Am I weird that I like the way the game sounds on AM better?
— metspolice.com (@metspolice) April 30, 2013
The topic was in regards to New York Mets radio broadcasts which are in their first season being available on FM since the 1970’s in addition to their longtime home on 660 WFAN. Since the launch of the FM simulcast in November, WFAN has been attempting to move its audience to the new signal. Currently the station is running an “FM Means Free Money” contest.
The responses to the original Twitter shared similar sentiments.
@pedrobeatofc @metspolice Much warmer sound on AM. Sports on FM sounds like college radio re-creation.
— Greg Prince (@greg_prince) April 30, 2013
@mitfein @metspolice There’s a certain nostalgia to the way baseball sounds on AM radio. Not the same on FM/Internet at all.
— Michael Baron (@michaelgbaron) April 30, 2013
@metspolice Always sounds better on AM. Will never get used to WFAN FM signal. Just sounds too…clear.
— Sam Levitt (@SammyLev) April 30, 2013
@readtheapple @michaelgbaron @metspolice listening to baseball on AM radio harkens back to the old days listening to transistor radios
— Mitchell Fein (@MitFein) April 30, 2013
Wow everyone is down with the old school AM.I agree, the FM game sounds too clean, dry, polished. AM sounds warm and cozy
— metspolice.com (@metspolice) April 30, 2013
While these comments are coming from a traditionalist belief based on how they’ve listened to baseball and sports on radio their whole lives, it is also likely they make up a significant portion of the station’s audience. Some stations have already retreated from their FM simulcasts as they were unable to move and expand their audience on FM.
Is WFAN’s mistake that they are keeping the station available on both bands? The station is still reliant on the AM signal to reach the fringe of the market and adjacent markets, yet it is expected that CBS’ long-term plan is to move the station exclusively to FM and use the AM to clear the CBS Sports Radio network. However, the station doesn’t want to give their current audience any reason to abandon them for “ESPN 98.7” WEPN-FM just yet. But that may be costing the company the ability to currently shift the remaining AM listeners to FM.

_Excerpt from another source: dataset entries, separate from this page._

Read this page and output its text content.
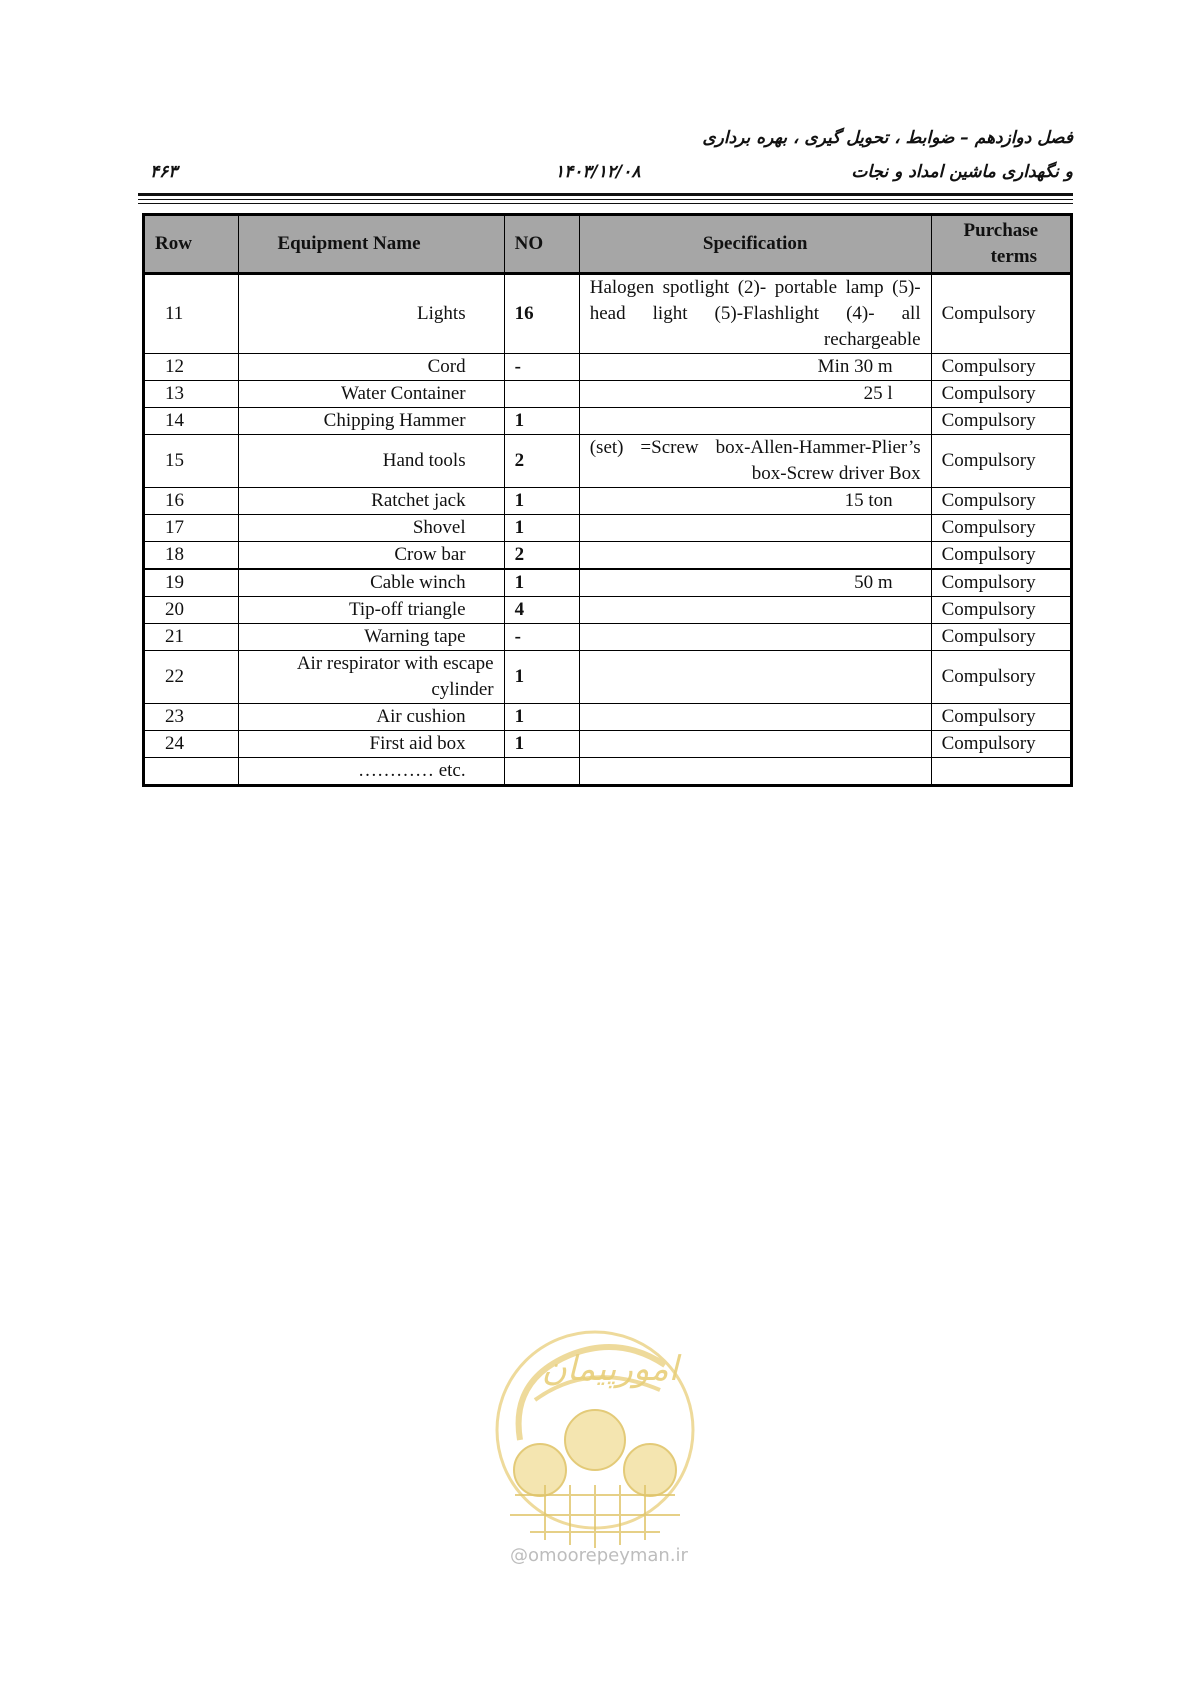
فصل دوازدهم – ضوابط ، تحویل گیری ، بهره برداری
و نگهداری ماشین امداد و نجات
۱۴۰۳/۱۲/۰۸
۴۶۳
Row	Equipment Name	NO	Specification	Purchase
terms

11	Lights	16	Halogen spotlight (2)- portable lamp (5)- head light (5)-Flashlight (4)- all rechargeable	Compulsory
12	Cord	-	Min 30 m	Compulsory
13	Water Container		25 l	Compulsory
14	Chipping Hammer	1		Compulsory
15	Hand tools	2	(set) =Screw box-Allen-Hammer-Plier’s box-Screw driver Box	Compulsory
16	Ratchet jack	1	15 ton	Compulsory
17	Shovel	1		Compulsory
18	Crow bar	2		Compulsory
19	Cable winch	1	50 m	Compulsory
20	Tip-off triangle	4		Compulsory
21	Warning tape	-		Compulsory
22	Air respirator with escape cylinder	1		Compulsory
23	Air cushion	1		Compulsory
24	First aid box	1		Compulsory
	………… etc.			
امورپیمان
@omoorepeyman.ir
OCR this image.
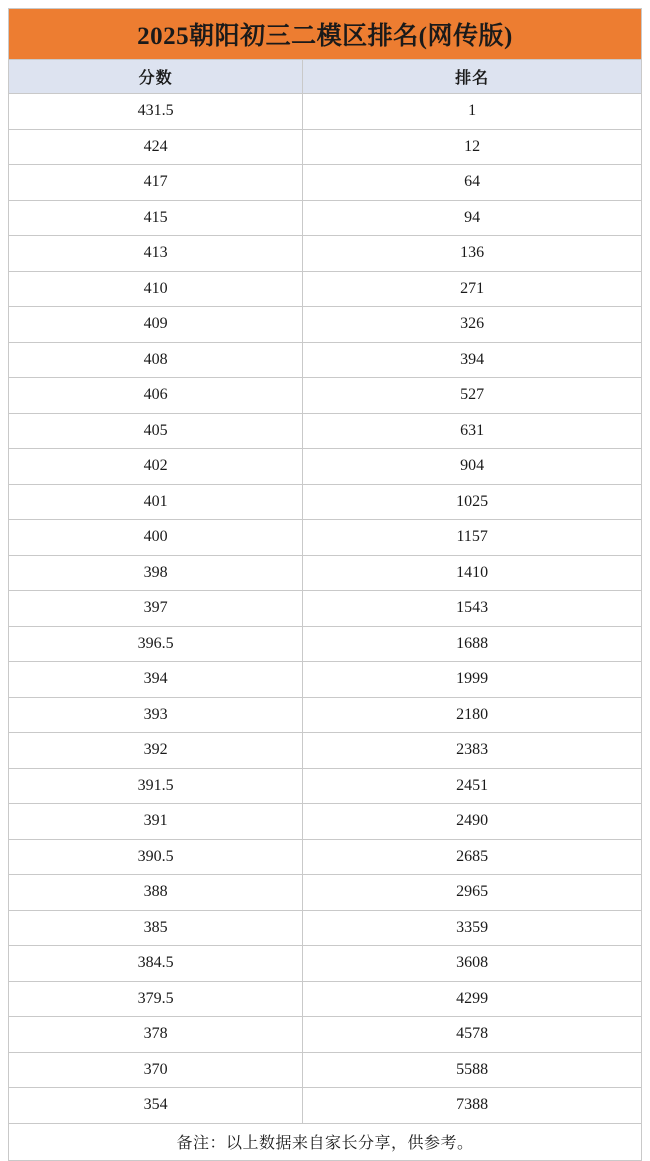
2025朝阳初三二模区排名(网传版)	
分数	排名
431.5	1
424	12
417	64
415	94
413	136
410	271
409	326
408	394
406	527
405	631
402	904
401	1025
400	1157
398	1410
397	1543
396.5	1688
394	1999
393	2180
392	2383
391.5	2451
391	2490
390.5	2685
388	2965
385	3359
384.5	3608
379.5	4299
378	4578
370	5588
354	7388
备注：以上数据来自家长分享，供参考。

Many sports franchises are actively pursuing FM flagship stations in their markets. 28 out of the 32 NFL teams will be heard on a full-signaled FM in their home market this upcoming season, while 12 of the 30 MLB teams have FM flagships or co-flagships including the aforementioned Mets, Philadelphia Phillies, Atlanta Braves, Washington Nationals, and Detroit Tigers. With all leagues also offering their games on digital properties and SiriusXM the need for 50kW AM signals to distribute their games is no longer necessary. While it was a great thing to be able to use a transistor radio and hear multiple games and voices on the AM band each evening, DXing is now a novelty at best.
WTOP Washington and WXYT Detroit became powerhouses following their moves from AM to FM in the past decade. If the brand is strong it will survive regardless of where its located on the dial.
“If the brand is strong it will survive regardless of where its located on the dial.” We have a winner.
Some people pine for the warm sound of vinyl, but try keeping a record store afloat.
Moving to the FM band won’t grow a mediocre radio station, but it will help a good AM station outlive the usefulness of Ancient Modulation.
The main differences between the sounds of AM and FM are absence of static and sound frequency rage. AM can only carry sounds up to 5,000 cycles per second. FM goes above the range a human can hear. As people age, their ability hear higher frequencies diminishes. There have been news stories about stores using high frequency sounds to drive away young people with noise adults can’t hear. And about kids with high frequency ring tones teachers can’t hear. As people leave the money demos, their hearing approaches the sound frequency of AM radio.
More than any other sport, much of the radio experience of baseball comes from crowd noise. On AM crowd noise sounds like it’s being heard at a distance and somehow that shapes the experience of listening to baseball on the radio. Baseball is a radio sport. Baseball on TV is different. Even on FM it’s different.
Now, if they could hire real radio broadcasters to do play by play, not ex-jocks waiting to move up to TV who don’t get that nobody can see what they see and people care more about the game now than the game they played 15 years ago.